MSBuild Batching, an Explanation

The MSBuild language is a declarative programming language and there are no control flow constructs for looping. Instead, for processing collections, MSBuild provides a language feature named 'batching'. Unfortunately, batching is complex and its behavior can appear inscrutable. Some coders, rather than understand batching, create equivalents for loops — and create other problems by doing so. Generally, forcing an imperative or procedural style into MSBuild tends to produce scripts that are less performant and less maintainable.

Understanding batching is essential to writing good MSBuild code. If you have found MSBuild batching to be confuzzling1 and if reading the Microsoft MSBuild Batching documentation doesn't clear up all the mystery, then this article is an attempt to explain some of the 'gotchas'.

Properties, Items, and Metadata

MSBuild has properties and items which are scalar variables and collections, respectively. A scalar variable holds one value. A collection holds a set of values.

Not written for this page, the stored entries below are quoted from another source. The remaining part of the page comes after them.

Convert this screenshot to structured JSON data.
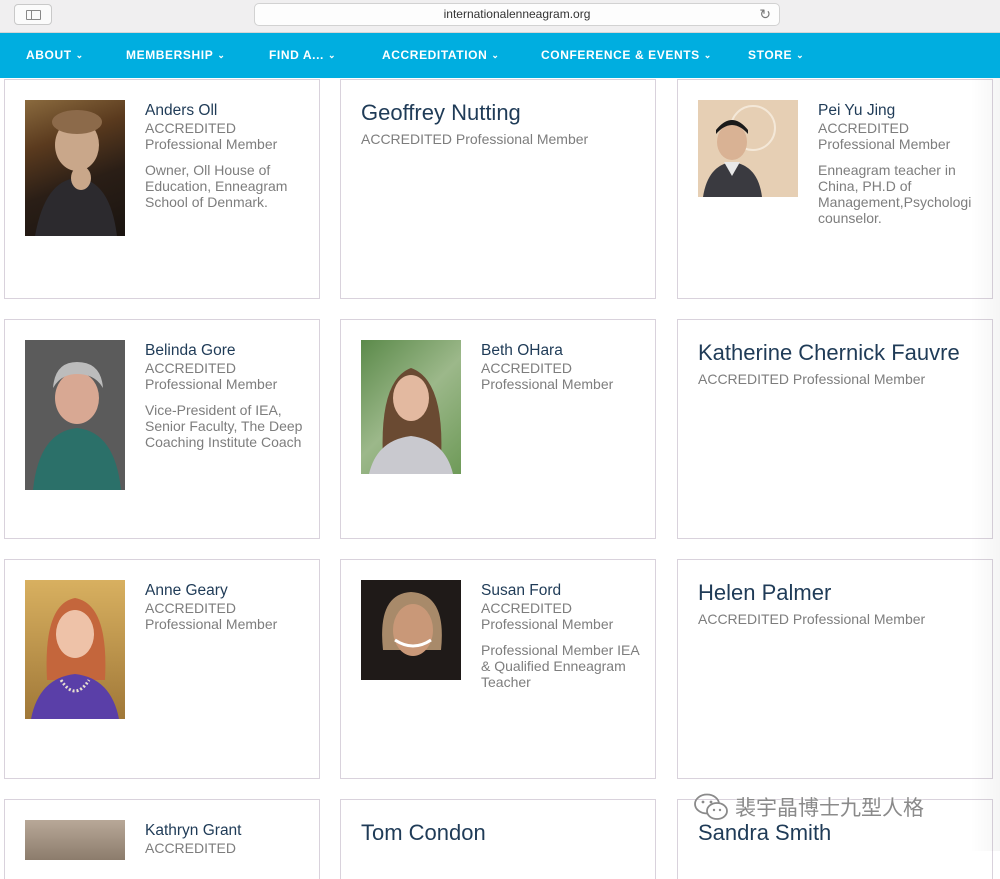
{
  "browser": {
    "url": "internationalenneagram.org"
  },
  "nav": {
    "items": [
      "ABOUT",
      "MEMBERSHIP",
      "FIND A...",
      "ACCREDITATION",
      "CONFERENCE & EVENTS",
      "STORE"
    ]
  },
  "cards": [
    {
      "name": "Anders Oll",
      "line1": "ACCREDITED",
      "line2": "Professional Member",
      "desc": "Owner, Oll House of Education, Enneagram School of Denmark."
    },
    {
      "name": "Geoffrey Nutting",
      "sub": "ACCREDITED Professional Member"
    },
    {
      "name": "Pei Yu Jing",
      "line1": "ACCREDITED",
      "line2": "Professional Member",
      "desc": "Enneagram teacher in China, PH.D of Management,Psychologi counselor."
    },
    {
      "name": "Belinda Gore",
      "line1": "ACCREDITED",
      "line2": "Professional Member",
      "desc": "Vice-President of IEA, Senior Faculty, The Deep Coaching Institute Coach"
    },
    {
      "name": "Beth OHara",
      "line1": "ACCREDITED",
      "line2": "Professional Member"
    },
    {
      "name": "Katherine Chernick Fauvre",
      "sub": "ACCREDITED Professional Member"
    },
    {
      "name": "Anne Geary",
      "line1": "ACCREDITED",
      "line2": "Professional Member"
    },
    {
      "name": "Susan Ford",
      "line1": "ACCREDITED",
      "line2": "Professional Member",
      "desc": "Professional Member IEA & Qualified Enneagram Teacher"
    },
    {
      "name": "Helen Palmer",
      "sub": "ACCREDITED Professional Member"
    },
    {
      "name": "Kathryn Grant",
      "line1": "ACCREDITED"
    },
    {
      "name": "Tom Condon"
    },
    {
      "name": "Sandra Smith"
    }
  ],
  "watermark": {
    "text": "裴宇晶博士九型人格",
    "icon": "wechat-icon"
  },
  "colors": {
    "nav": "#00aee0",
    "name": "#1f3b57",
    "text": "#7d7d7d",
    "border": "#d9d2dc"
  }
}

A member of an item collection has metadata. Metadata is a collection of key-value pairs. The metadata collection is never an empty set. There is always at least a key-value pair with a key of 'Identity'. Identity is the name by which the member was added to the collection.

Metadata is the foundation that batching is built upon.

Metadata Examples

References to properties are introduced with a '$', references to an item collection are introduced with a '@', and references to a metadata key are introduced with a '%'.

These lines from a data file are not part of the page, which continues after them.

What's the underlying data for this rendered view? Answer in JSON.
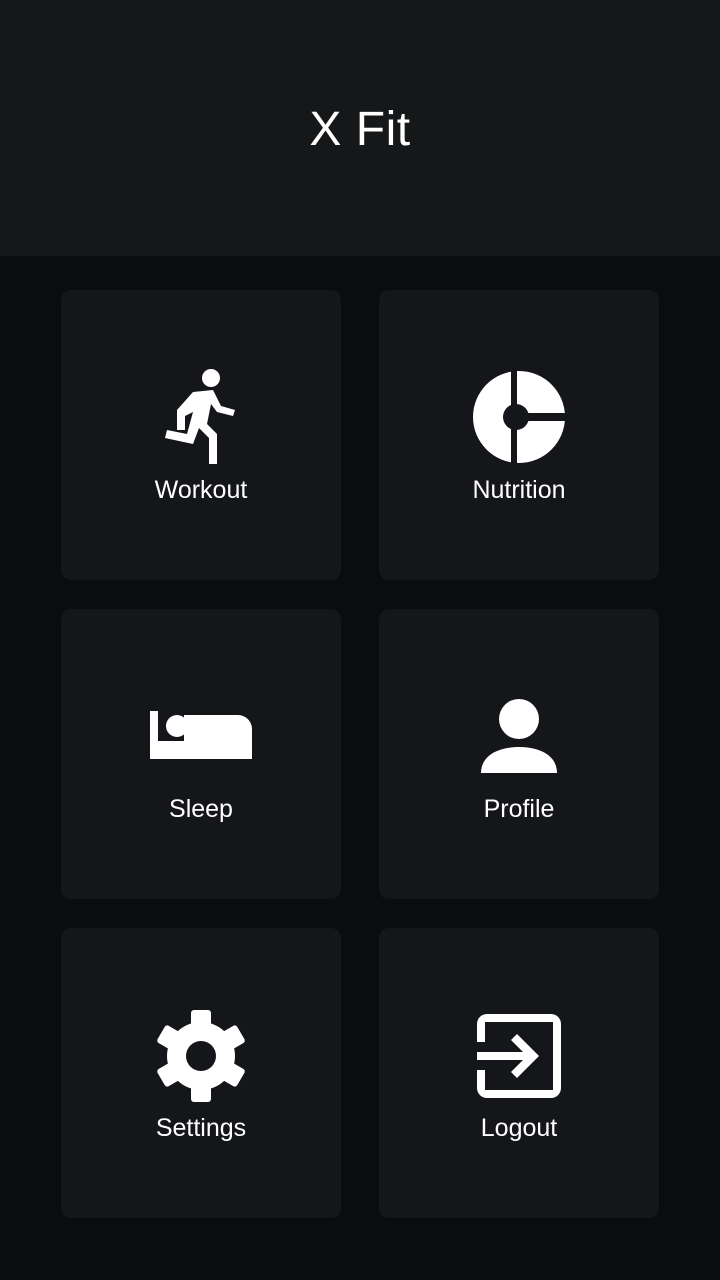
{
  "header": {
    "title": "X Fit"
  },
  "colors": {
    "background": "#0b0c0e",
    "header_background": "#161719",
    "tile_background": "#151619",
    "foreground": "#ffffff"
  },
  "menu": {
    "items": [
      {
        "label": "Workout",
        "icon": "running-person-icon"
      },
      {
        "label": "Nutrition",
        "icon": "nutrition-plate-icon"
      },
      {
        "label": "Sleep",
        "icon": "bed-icon"
      },
      {
        "label": "Profile",
        "icon": "person-icon"
      },
      {
        "label": "Settings",
        "icon": "gear-icon"
      },
      {
        "label": "Logout",
        "icon": "logout-icon"
      }
    ]
  }
}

In the following code, note the difference in the output between @(Example) and %(Example.Identity).

<!-- batching-example-01.targets -->
<Project xmlns="http://schemas.microsoft.com/developer/msbuild/2003">

    <ItemGroup>
        <!-- Creates an Item collection named 'Example' and adds 'Item1' to Example. -->
        <Example Include="Item1" />
        <!-- Adds 'Item2' to Example. -->
        <Example Include="Item2" />
    </ItemGroup>

    <Target Name="DisplayExample">
        <Message Text="@(Example)" />
    </Target>
    <!--
    Output:
      DisplayExample:
        Item1;Item2
      -->

    <Target Name="DisplayExampleByIdentity">
        <Message Text="%(Example.Identity)" />
    </Target>
    <!--
    Output:
      DisplayExampleByIdentity:
        Item1
        Item2
      -->

</Project>

In the 'DisplayExample' target, the Message task is executed once and it displays the whole collection as a string.

In the 'DisplayExampleByIdentity' target; however, batching is being used, specifically task batching. The Message task is executed twice, once for each distinct value of the Identity metadata.

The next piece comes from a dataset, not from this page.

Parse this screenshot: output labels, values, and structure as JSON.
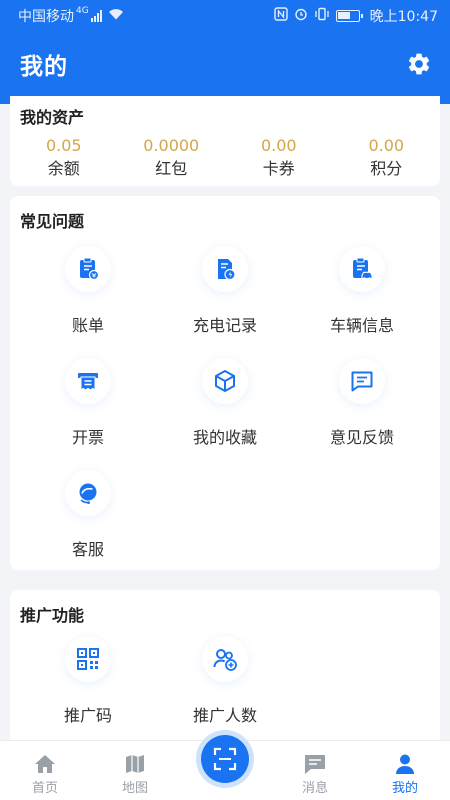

To see the batches more clearly, the next code example adds 'Color' metadata and the Message task batches on distinct values of Color.

<!-- batching-example-02.targets -->
<Project xmlns="http://schemas.microsoft.com/developer/msbuild/2003">

  <ItemGroup>
    <Example Include="Item1">
      <Color>Blue</Color>
    </Example>
    <Example Include="Item2">
      <Color>Red</Color>
    </Example>
    <Example Include="Item3">
      <Color>Blue</Color>
    </Example>
  </ItemGroup>

  <Target Name="DisplayExampleByColor">
    <Message Text="@(Example)" Condition=" '%(Color)' != '' " />
  </Target>
  <!--
    Output:
      DisplayExampleByColor:
        Item1;Item3
        Item2
      -->

  <Target Name="DisplayExampleByColorWithTransform">
    <Message Text="@(Example->'%(Identity) has %(Color)')" Condition=" '%(Color)' != '' " />
  </Target>
  <!--
    Output:
      DisplayExampleByColorWithTransform:
        Item1 has Blue;Item3 has Blue
        Item2 has Red
      -->

  <Target Name="DisplayExampleWithTransform">
    <Message Text="@(Example->'%(Identity) has %(Color)')" />
  </Target>
  <!--
    Output:
      DisplayExampleWithTransform:
        Item1 has Blue;Item2 has Red;Item3 has Blue
      -->

</Project>

Note that in the 'DisplayExampleByColor' target, the content of @(Example) has changed. It is not the whole collection; It is the subset that conforms to the current batch.

An expectation that @(\<Name\ data-preserve-html-node="true">) is always the complete collection is natural but is incorrect. A better (but still simple) mental model is to consider @(\<Name\ data-preserve-html-node="true">) as always a set derived from the collection. The set will be the complete collection when there is no batching and a subset of the collection when there is batching.

The 'DisplayExampleByColorWithTransform' target is the same batching operation as the 'DisplayExampleByColor' target. The only difference is that an item transform is used to show both the Identity and the Color. Using references to metadata inside a transform expression has no impact on batching. The last target, 'DisplayExampleWithTransform', demonstrates that, with only the transform expression, there is no batching.

Task Batching

MSBuild supports Target Batching and Task Batching. The examples so far have all been task batching.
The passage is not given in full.